Der überdachte Markt ist sehr schön und dort gibt es auch Socca, eine Spezialität aus Kichererbsenmehl. Daraus wird auf einer großen Metallplatte eine Art Crêpe gebacken, der in Stücke geschnitten wird. Leider haben wir es nicht geschafft, Socca zu probieren. Aber wir werden ja wieder kommen. =)
Unser Marco Polo Reiseführer empfahl eine kleine Crêperie im Zentrum, wo es auch Galettes, also Buchweizencrêpes, gibt. Dort aßen wir zu Mittag und ich kann La Galette de Marie sehr empfehlen. Diverse herzhaft gefüllte Galettes erschweren die Wahl und wer zum Dessert noch einen süßen Crêpe möchte, hat es nicht leichter. Dazu ist natürlich eine Karaffe Cidre ein Muss, der in den traditionellen Tassen serviert wird. In französischen Restaurants kann man übrigens immer eine kostenlose Karaffe stilles Wasser (une caraffe d´eau) bestellen! Dann kann man sich ein Weinchen oder ein bisschen Cidre zum Essen gleich nochmal so gut gönnen! ;)Nizza u Cannes (5)

Vor Cannes liegt die Insel Sainte Marguerite, die auf jeden Fall einen Besuch wert ist. Sie ist unbewohnt und die vielen Touristen und Einheimischen, die jeden Tag mit der Fähre übersetzen, verlaufen sich in den Kiefernwäldern, so dass man dort Ruhe abseits des Trubels finden kann. Außerdem gibt es zauberhafte Badebuchten mit Felsen, Kiefern und sogar Versorgung: Ein kleines Bötchen fährt die Küste entlang und verkauft vom Boot aus Eis, Getränke und Kaffee an die Badenden.Nizza u Cannes (6)Ein Higlight war für uns auch der letzte Tag, an dem wir noch einmal zum Cap Ferrat fuhren. Dort liegt die Villa Ephrussi de Rothschild auf einem Hügel mit Rundumblick aufs Meer und umgeben von einem der schönsten Gärten, die ich je gesehen habe. Neun Gärten vereint dieser Park, darunter ein japanischer, ein florentinischer und ein spanischer Teil. Im Wasserbecken vor dem Haus gibt es musikbegleitete Wasserspiele und das Haus selbst platzt fast vor lauter Kunstwerken, Möbeln verschiedener Epochen und Sammlungen von Porzellan, chinesischer Seide und Wandteppichen.
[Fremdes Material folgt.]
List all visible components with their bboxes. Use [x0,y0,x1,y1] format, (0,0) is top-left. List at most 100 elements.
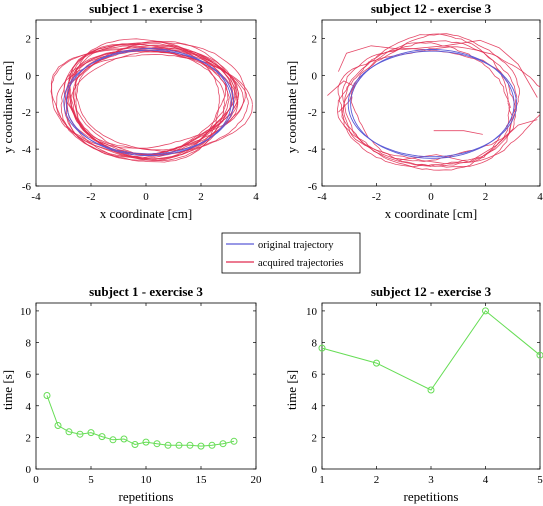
data-point [120,435,128,443]
acquired-trajectory-line [68,41,246,160]
y-axis-label: y coordinate [cm] [284,61,299,153]
x-tick-label: 20 [251,474,263,486]
acquired-trajectory-line [338,39,538,98]
y-axis-label: y coordinate [cm] [0,61,15,153]
original-trajectory-line [65,48,232,156]
plot-area [35,19,257,187]
acquired-trajectory-line [68,40,236,161]
plot-area [321,19,541,187]
x-tick-label: 5 [537,474,543,486]
data-point [43,392,51,399]
trajectory-group [327,33,540,171]
x-tick-label: 10 [141,474,153,486]
x-tick-label: 4 [253,191,259,203]
y-axis-label: time [s] [0,370,15,410]
axis-ticks: 1 2 3 4 5 0 2 4 6 8 10 [306,303,543,486]
y-tick-label: 0 [312,70,318,82]
plot-title: subject 1 - exercise 3 [89,284,203,299]
x-tick-label: 1 [319,474,325,486]
x-tick-label: 3 [428,474,434,486]
x-tick-label: 4 [483,474,489,486]
time-series-line [321,310,541,391]
data-point [153,440,161,448]
y-tick-label: -2 [308,107,317,119]
y-tick-label: 10 [20,306,32,318]
x-tick-label: 0 [33,474,39,486]
y-tick-label: 2 [312,432,318,444]
data-point [164,441,172,449]
time-series-line [46,395,235,447]
plot-area [318,302,543,470]
x-axis-label: x coordinate [cm] [100,206,192,221]
acquired-trajectory-line [350,33,521,168]
original-trajectory-line [347,50,518,158]
plot-area [35,302,257,470]
y-tick-label: 0 [26,70,32,82]
y-tick-label: 2 [312,33,318,45]
x-tick-label: 5 [88,474,94,486]
data-point [482,307,489,315]
x-tick-label: -2 [372,191,381,203]
y-tick-label: 0 [26,464,32,476]
axes-frame [321,302,541,470]
legend: original trajectory acquired trajectorie… [221,232,361,274]
legend-label-original: original trajectory [258,240,334,251]
data-point [131,441,139,448]
time-plot-subject-1: subject 1 - exercise 3 0 5 10 15 20 0 2 4 6 8 10 r… [0,284,262,504]
y-tick-label: 10 [306,306,318,318]
x-tick-label: 2 [374,474,380,486]
acquired-trajectory-line [336,47,516,162]
y-tick-label: -2 [22,107,31,119]
y-tick-label: 4 [312,401,318,413]
y-tick-label: 6 [312,369,318,381]
trajectory-plot-subject-12: subject 12 - exercise 3 -4 -2 0 2 4-6-4-202 … [284,1,543,221]
data-point [54,422,62,429]
trajectory-plot-subject-1: subject 1 - exercise 3 -4 -2 0 2 4-6-4-202 x… [0,1,259,221]
x-tick-label: 0 [428,191,434,203]
data-point [208,441,216,449]
x-tick-label: 15 [196,474,208,486]
plot-title: subject 12 - exercise 3 [371,1,492,16]
acquired-trajectory-line [343,33,510,167]
data-point [230,437,238,445]
acquired-trajectory-line [67,47,240,162]
y-tick-label: 8 [26,338,32,350]
axis-ticks: 0 5 10 15 20 0 2 4 6 8 10 [20,303,262,486]
data-point [142,438,150,446]
x-tick-label: -4 [31,191,41,203]
legend-label-acquired: acquired trajectories [258,258,343,269]
y-tick-label: 4 [26,401,32,413]
data-point [318,344,326,352]
acquired-trajectory-line [66,44,245,149]
y-tick-label: -4 [22,144,32,156]
data-point [427,386,435,394]
original-trajectory-line [63,49,235,155]
data-point [98,433,106,441]
axis-ticks: -4 -2 0 2 4-6-4-202 [22,20,259,203]
trajectory-group [50,38,253,163]
data-point [175,441,183,449]
x-tick-label: 2 [483,191,489,203]
time-plot-subject-12: subject 12 - exercise 3 1 2 3 4 5 0 2 4 6 8 10 rep… [284,284,543,504]
data-point [373,359,380,367]
x-tick-label: 4 [537,191,543,203]
legend-box [221,232,361,274]
data-point [87,429,95,437]
y-tick-label: 6 [26,369,32,381]
y-tick-label: -6 [308,181,318,193]
x-tick-label: -4 [317,191,327,203]
y-tick-label: 0 [312,464,318,476]
acquired-trajectory-line [341,42,513,168]
original-trajectory-line [350,49,515,159]
y-tick-label: 2 [26,432,32,444]
x-tick-label: 2 [198,191,204,203]
plot-title: subject 12 - exercise 3 [371,284,492,299]
data-point [65,428,73,436]
axes-frame [321,19,541,187]
x-axis-label: repetitions [404,489,459,504]
acquired-trajectory-line [398,119,538,163]
data-point [76,430,84,438]
data-point [536,351,543,359]
x-tick-label: 0 [143,191,149,203]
Die Baroness Béatrice de Rothschild ließ dieses Anwesen als Sommerresidenz erbauen und brachte darin viele Kunstwerke unter, die sie während diverser Reisen erwarb. Wer sich für Architektur, Stilepochen, Kunst und Gärten interessiert, muss dieses Anwesen einmal gesehen haben! Ich werde auf jeden Fall noch einmal hinfahren.

Mit diesen Eindrücken aus Südfrankreich konnte ich euch hoffentlich etwas über diese Region erzählen, das ihr noch nicht wusstet oder kanntet und ordentlich Reiselust und Appetit auf Südfrankreich machen. Als Reiseziel lohnt sie sich!